Rousseau was nonetheless historically justified in locating the societal consciousness of the “fall of man” in the institution of private property, historically associated with the sedentary agriculture of the Neolithic Revolution. For the first time, a social order was obliged to give an explicit role to firstness untranscended by reciprocity, a moment defined in the Discours sur l’origine de l’inégalité by “Le premier qui . . . s’avisa de dire: Ceci est à moi . . .”


Religion is not idolatry of the center. Its essence is the attribution of all firstness to the originary sacred, whether it be the firstness of the god-emperor or of the holder of the floor in a discussion. In practical terms, we must of course distinguish between degrees of firstness. But saintliness, as Thérèse insisted on living it, attributed to God every form of firstness, any fact that might risk being interpreted as setting a given individual above another. Such saintliness thus provides a universal model to humanity, fulfilling Kant’s “categorical imperative” that the justification of all one’s deeds, and I would add, one’s thoughts, be formulable as a “universal law,” for in no case would they violate what we call the moral model.

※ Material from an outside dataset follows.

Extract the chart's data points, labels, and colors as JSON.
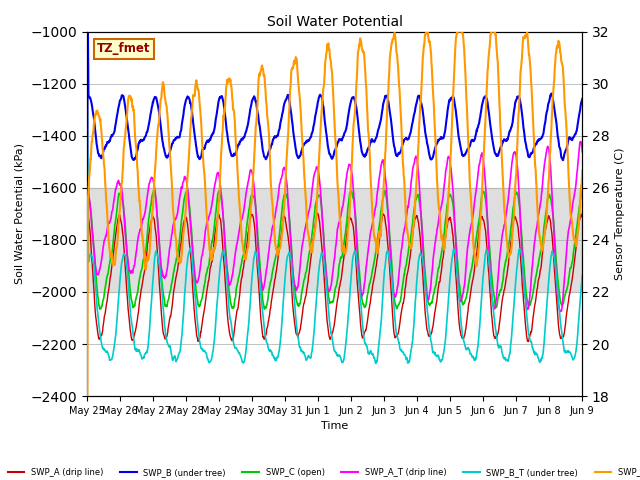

The sentiment that accompanies this exemplary code of conduct, whose nature would have been indifferent to Kant, or which would be in a Buddhist context the self-containedness resulting from the evacuation of the center, was in Thérèse’s world expressed as a passionate love of God’s benevolent authority. There is no point in speaking of the superiority of one ethical system over the other, but it is surely no accident that the originary hypothesis is a product of Judeo-Christian society. To capture with some plausibility the experiential kernel from which the human sprang is possible only in a context that regards both the sacred center and the resentment it arouses as anything but illusions.